King: How lik’d you your night’s rest?

(MT, 3.1.364)


Melantius: … I have seen you stand
As you were blasted ‘midst of all your mirth;

(MT, 3.2.374)


Melantius: To take revenge, and lose myself withal,
Were idle; …

(MT, 3.2.381)


Melantius: Ay, Evadne; thou art young and handsome,
A lady of a sweet complexion,
And such a flowing carriage, that it cannot
Choose but inflame a kingdom.

(MT, 4.1.384)


Melantius: …tell me
Whose whore you are; for you are one, I know it.

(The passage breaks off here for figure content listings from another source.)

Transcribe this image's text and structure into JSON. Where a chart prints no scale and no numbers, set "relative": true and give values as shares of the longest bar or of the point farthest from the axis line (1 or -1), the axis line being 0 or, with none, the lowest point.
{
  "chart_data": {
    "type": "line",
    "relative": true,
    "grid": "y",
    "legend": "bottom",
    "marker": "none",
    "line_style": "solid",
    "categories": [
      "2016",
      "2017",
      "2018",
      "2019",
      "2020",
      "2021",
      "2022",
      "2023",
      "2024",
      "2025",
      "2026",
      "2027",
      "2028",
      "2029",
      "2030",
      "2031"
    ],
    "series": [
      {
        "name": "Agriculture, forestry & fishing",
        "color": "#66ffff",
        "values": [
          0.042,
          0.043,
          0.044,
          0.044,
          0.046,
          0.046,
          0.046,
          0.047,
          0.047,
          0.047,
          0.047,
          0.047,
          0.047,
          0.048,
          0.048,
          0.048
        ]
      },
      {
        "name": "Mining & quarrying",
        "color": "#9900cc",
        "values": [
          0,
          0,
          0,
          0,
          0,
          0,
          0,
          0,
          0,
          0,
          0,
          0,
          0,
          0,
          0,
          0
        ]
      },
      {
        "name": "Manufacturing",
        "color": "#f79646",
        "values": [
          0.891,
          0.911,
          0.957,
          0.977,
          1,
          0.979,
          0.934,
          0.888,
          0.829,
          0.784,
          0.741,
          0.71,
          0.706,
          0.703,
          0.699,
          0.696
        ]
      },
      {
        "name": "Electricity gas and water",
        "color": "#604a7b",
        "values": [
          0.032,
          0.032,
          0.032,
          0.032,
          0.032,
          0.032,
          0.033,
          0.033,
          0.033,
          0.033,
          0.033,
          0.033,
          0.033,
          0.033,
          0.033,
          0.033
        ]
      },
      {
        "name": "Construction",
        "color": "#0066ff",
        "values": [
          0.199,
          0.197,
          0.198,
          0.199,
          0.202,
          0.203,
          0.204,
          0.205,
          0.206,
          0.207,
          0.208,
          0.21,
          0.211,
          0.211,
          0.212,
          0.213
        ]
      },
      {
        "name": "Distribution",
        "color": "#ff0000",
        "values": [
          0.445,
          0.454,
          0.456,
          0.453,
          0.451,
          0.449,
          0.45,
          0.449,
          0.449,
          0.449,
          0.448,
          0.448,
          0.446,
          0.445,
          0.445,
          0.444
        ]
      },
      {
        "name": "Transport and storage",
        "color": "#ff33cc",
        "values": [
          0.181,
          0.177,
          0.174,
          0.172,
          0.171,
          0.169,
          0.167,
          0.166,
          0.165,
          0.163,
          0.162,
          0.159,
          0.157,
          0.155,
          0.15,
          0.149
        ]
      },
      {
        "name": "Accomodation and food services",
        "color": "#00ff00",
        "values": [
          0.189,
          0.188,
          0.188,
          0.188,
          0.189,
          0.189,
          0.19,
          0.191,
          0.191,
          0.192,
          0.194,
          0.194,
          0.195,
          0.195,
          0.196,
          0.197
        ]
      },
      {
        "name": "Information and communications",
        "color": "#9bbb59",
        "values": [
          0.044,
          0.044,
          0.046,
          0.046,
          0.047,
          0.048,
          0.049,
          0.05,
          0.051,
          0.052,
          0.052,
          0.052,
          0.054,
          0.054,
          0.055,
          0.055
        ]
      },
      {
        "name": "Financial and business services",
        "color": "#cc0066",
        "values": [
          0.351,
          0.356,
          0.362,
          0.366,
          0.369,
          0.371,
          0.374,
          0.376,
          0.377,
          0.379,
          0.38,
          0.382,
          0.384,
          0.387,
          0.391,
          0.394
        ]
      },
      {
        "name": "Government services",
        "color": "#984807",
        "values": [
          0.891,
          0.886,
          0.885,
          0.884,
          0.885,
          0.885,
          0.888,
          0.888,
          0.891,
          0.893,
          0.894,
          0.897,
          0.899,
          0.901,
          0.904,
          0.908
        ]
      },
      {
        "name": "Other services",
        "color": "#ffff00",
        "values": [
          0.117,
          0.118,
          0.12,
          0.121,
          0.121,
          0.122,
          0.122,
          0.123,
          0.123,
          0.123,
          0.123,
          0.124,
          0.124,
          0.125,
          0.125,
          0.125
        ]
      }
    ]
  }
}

The burnt air, when the Dog reigns, is not fouler
Than thy contagious name, …

(MT, 4.1.385)


Evadne: Help!
Melantius: By thy foul self, no human help shall help thee,
If thou criest! …

(MT, 4.1.387)


King: You have no witness.
Callianax: Yes, myself.
King: No more,
I mean, there were that heard it.

Calianax: And ’tis hard
If my word cannot hang a boisterous knave.

(MT, 4.2.394)


Melantius: Speak to the people; thou art eloquent.
Calianax: ’Tis a fine eloquence to come to the gallows:
You were born to by my end; the devil take you!
Now must I hang for company. ’Tis strange,
I should be old, and neither wise nor valiant.

(MT, 5.3.411)


Amintor: A man can bear
No more, and keep his flesh. Forgive me, then!
I would endure yet, if I could. Now shew [Draws his sword]
The spirit thou pretend’st, and understand
Thou hast no hour to live. [They fight, Aspatia is wounded]
What dost thou mean?
Thou canst not fight; the blows thou mak’st at me
Are quite besides; and those I offer at thee,
Thou spread’st thine arms, and tak’st upon thy breast,
Alas, defenceless!
Aspatia: I have got enough
And my desire. There is no place so fit
For me to die as here. [Falls]

(MT, 5.4.417-8)


Amintor: Thou hast no intermission of thy sins,
But all thy life is a continued ill:
Black is thy colour now, disease thy nature.